- Dollar Tree is breaking the buck for good.
- The discount chain said Tuesday the majority of its $1 items will now be sold for $1.25.
- It began testing these higher prices points in September.
Dollar Tree is officially breaking the buck.
In a call with investors, CEO Michael Witynski said that the new price regime will allow the company to bring back items that were previously abandoned – because of its $1 price constraint – and enable it to return profit margins to their longstanding levels of 35% to 36% next year.
Dollar Tree, which also owns Family Dollar, was the last of the major dollar store chains in the US to stand by its $1 commitment for more than 30 years even as investors piled on the pressure for it to raise prices.

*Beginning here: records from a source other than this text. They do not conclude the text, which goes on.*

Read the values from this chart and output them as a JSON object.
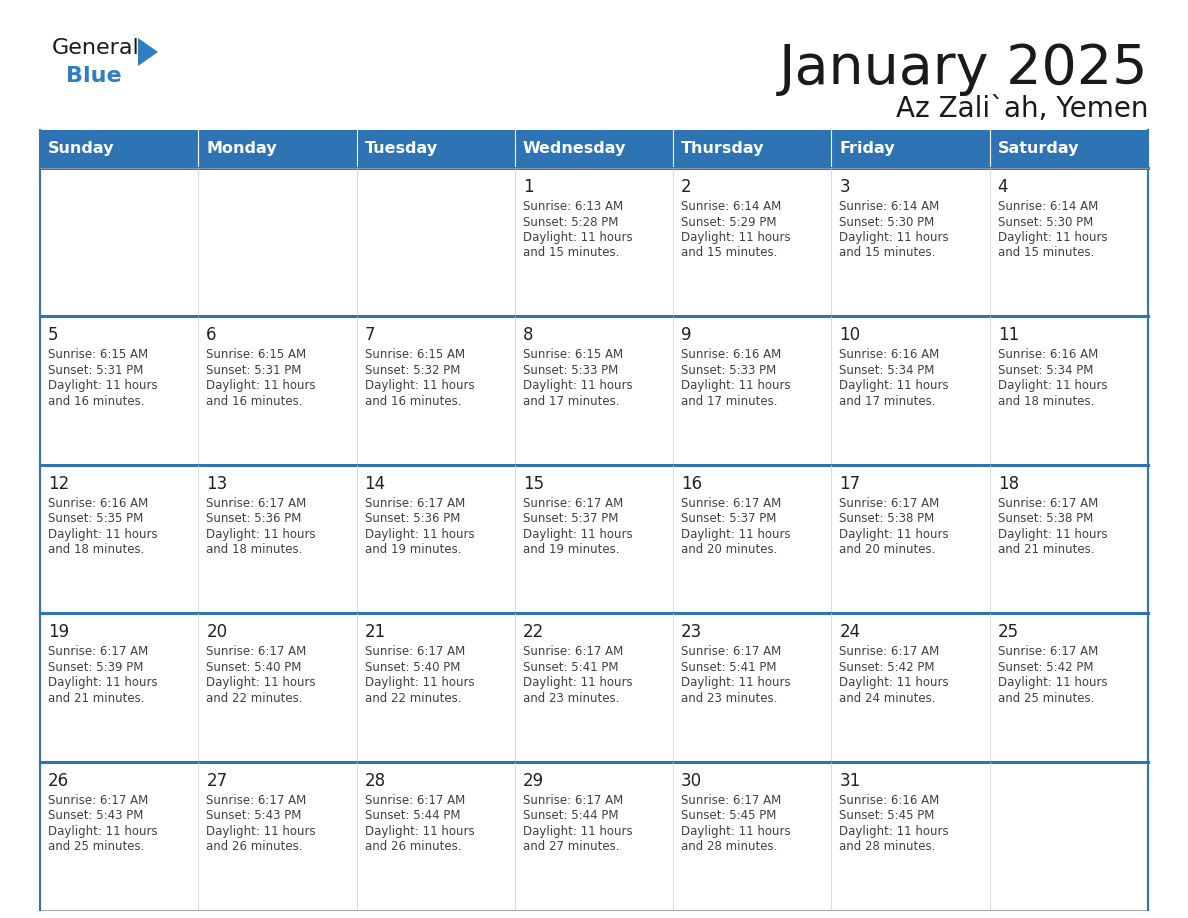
{
  "title": "January 2025",
  "subtitle": "Az Zali`ah, Yemen",
  "days_of_week": [
    "Sunday",
    "Monday",
    "Tuesday",
    "Wednesday",
    "Thursday",
    "Friday",
    "Saturday"
  ],
  "header_bg": "#2e74b5",
  "header_text": "#ffffff",
  "row_line_color": "#2e74b5",
  "cell_bg": "#ffffff",
  "text_color": "#404040",
  "day_number_color": "#222222",
  "calendar_data": [
    [
      {
        "day": null,
        "sunrise": null,
        "sunset": null,
        "daylight": null
      },
      {
        "day": null,
        "sunrise": null,
        "sunset": null,
        "daylight": null
      },
      {
        "day": null,
        "sunrise": null,
        "sunset": null,
        "daylight": null
      },
      {
        "day": 1,
        "sunrise": "6:13 AM",
        "sunset": "5:28 PM",
        "daylight": "11 hours and 15 minutes."
      },
      {
        "day": 2,
        "sunrise": "6:14 AM",
        "sunset": "5:29 PM",
        "daylight": "11 hours and 15 minutes."
      },
      {
        "day": 3,
        "sunrise": "6:14 AM",
        "sunset": "5:30 PM",
        "daylight": "11 hours and 15 minutes."
      },
      {
        "day": 4,
        "sunrise": "6:14 AM",
        "sunset": "5:30 PM",
        "daylight": "11 hours and 15 minutes."
      }
    ],
    [
      {
        "day": 5,
        "sunrise": "6:15 AM",
        "sunset": "5:31 PM",
        "daylight": "11 hours and 16 minutes."
      },
      {
        "day": 6,
        "sunrise": "6:15 AM",
        "sunset": "5:31 PM",
        "daylight": "11 hours and 16 minutes."
      },
      {
        "day": 7,
        "sunrise": "6:15 AM",
        "sunset": "5:32 PM",
        "daylight": "11 hours and 16 minutes."
      },
      {
        "day": 8,
        "sunrise": "6:15 AM",
        "sunset": "5:33 PM",
        "daylight": "11 hours and 17 minutes."
      },
      {
        "day": 9,
        "sunrise": "6:16 AM",
        "sunset": "5:33 PM",
        "daylight": "11 hours and 17 minutes."
      },
      {
        "day": 10,
        "sunrise": "6:16 AM",
        "sunset": "5:34 PM",
        "daylight": "11 hours and 17 minutes."
      },
      {
        "day": 11,
        "sunrise": "6:16 AM",
        "sunset": "5:34 PM",
        "daylight": "11 hours and 18 minutes."
      }
    ],
    [
      {
        "day": 12,
        "sunrise": "6:16 AM",
        "sunset": "5:35 PM",
        "daylight": "11 hours and 18 minutes."
      },
      {
        "day": 13,
        "sunrise": "6:17 AM",
        "sunset": "5:36 PM",
        "daylight": "11 hours and 18 minutes."
      },
      {
        "day": 14,
        "sunrise": "6:17 AM",
        "sunset": "5:36 PM",
        "daylight": "11 hours and 19 minutes."
      },
      {
        "day": 15,
        "sunrise": "6:17 AM",
        "sunset": "5:37 PM",
        "daylight": "11 hours and 19 minutes."
      },
      {
        "day": 16,
        "sunrise": "6:17 AM",
        "sunset": "5:37 PM",
        "daylight": "11 hours and 20 minutes."
      },
      {
        "day": 17,
        "sunrise": "6:17 AM",
        "sunset": "5:38 PM",
        "daylight": "11 hours and 20 minutes."
      },
      {
        "day": 18,
        "sunrise": "6:17 AM",
        "sunset": "5:38 PM",
        "daylight": "11 hours and 21 minutes."
      }
    ],
    [
      {
        "day": 19,
        "sunrise": "6:17 AM",
        "sunset": "5:39 PM",
        "daylight": "11 hours and 21 minutes."
      },
      {
        "day": 20,
        "sunrise": "6:17 AM",
        "sunset": "5:40 PM",
        "daylight": "11 hours and 22 minutes."
      },
      {
        "day": 21,
        "sunrise": "6:17 AM",
        "sunset": "5:40 PM",
        "daylight": "11 hours and 22 minutes."
      },
      {
        "day": 22,
        "sunrise": "6:17 AM",
        "sunset": "5:41 PM",
        "daylight": "11 hours and 23 minutes."
      },
      {
        "day": 23,
        "sunrise": "6:17 AM",
        "sunset": "5:41 PM",
        "daylight": "11 hours and 23 minutes."
      },
      {
        "day": 24,
        "sunrise": "6:17 AM",
        "sunset": "5:42 PM",
        "daylight": "11 hours and 24 minutes."
      },
      {
        "day": 25,
        "sunrise": "6:17 AM",
        "sunset": "5:42 PM",
        "daylight": "11 hours and 25 minutes."
      }
    ],
    [
      {
        "day": 26,
        "sunrise": "6:17 AM",
        "sunset": "5:43 PM",
        "daylight": "11 hours and 25 minutes."
      },
      {
        "day": 27,
        "sunrise": "6:17 AM",
        "sunset": "5:43 PM",
        "daylight": "11 hours and 26 minutes."
      },
      {
        "day": 28,
        "sunrise": "6:17 AM",
        "sunset": "5:44 PM",
        "daylight": "11 hours and 26 minutes."
      },
      {
        "day": 29,
        "sunrise": "6:17 AM",
        "sunset": "5:44 PM",
        "daylight": "11 hours and 27 minutes."
      },
      {
        "day": 30,
        "sunrise": "6:17 AM",
        "sunset": "5:45 PM",
        "daylight": "11 hours and 28 minutes."
      },
      {
        "day": 31,
        "sunrise": "6:16 AM",
        "sunset": "5:45 PM",
        "daylight": "11 hours and 28 minutes."
      },
      {
        "day": null,
        "sunrise": null,
        "sunset": null,
        "daylight": null
      }
    ]
  ]
}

Witynski said that by raising prices to $1.25, the company has more flexibility to absorb rising supply chain and labor costs that are biting into profit margins.
On top of this, the company said it is expanding its higher-priced Dollar Tree Plus line of goods, which includes items that mostly cost between $3 and $5, to more stores. It plans to roll out the line to 5,000 stores by 2024, it said.
For the moment, Witynski is promising to stand by the $1.25 price to keep things simple for customers, he said on the call.
While analysts say the price increase will allow the company to return to its historic 35% margin levels (gross margin was 27.5% of net sales in the most recent quarter), there's a risk that its customers could be turned off by this.
"That risk is reduced customer traction, smaller basket sizes, and some erosion of the value credentials Dollar Tree is renowned for," Neil Saunders, managing director of Global Data Retail, said in a note to clients Tuesday. "The simple fact is that many of Dollar Tree's customers are feeling the heat of inflation on their spending power, and they won't simply absorb such a large price lift," he added.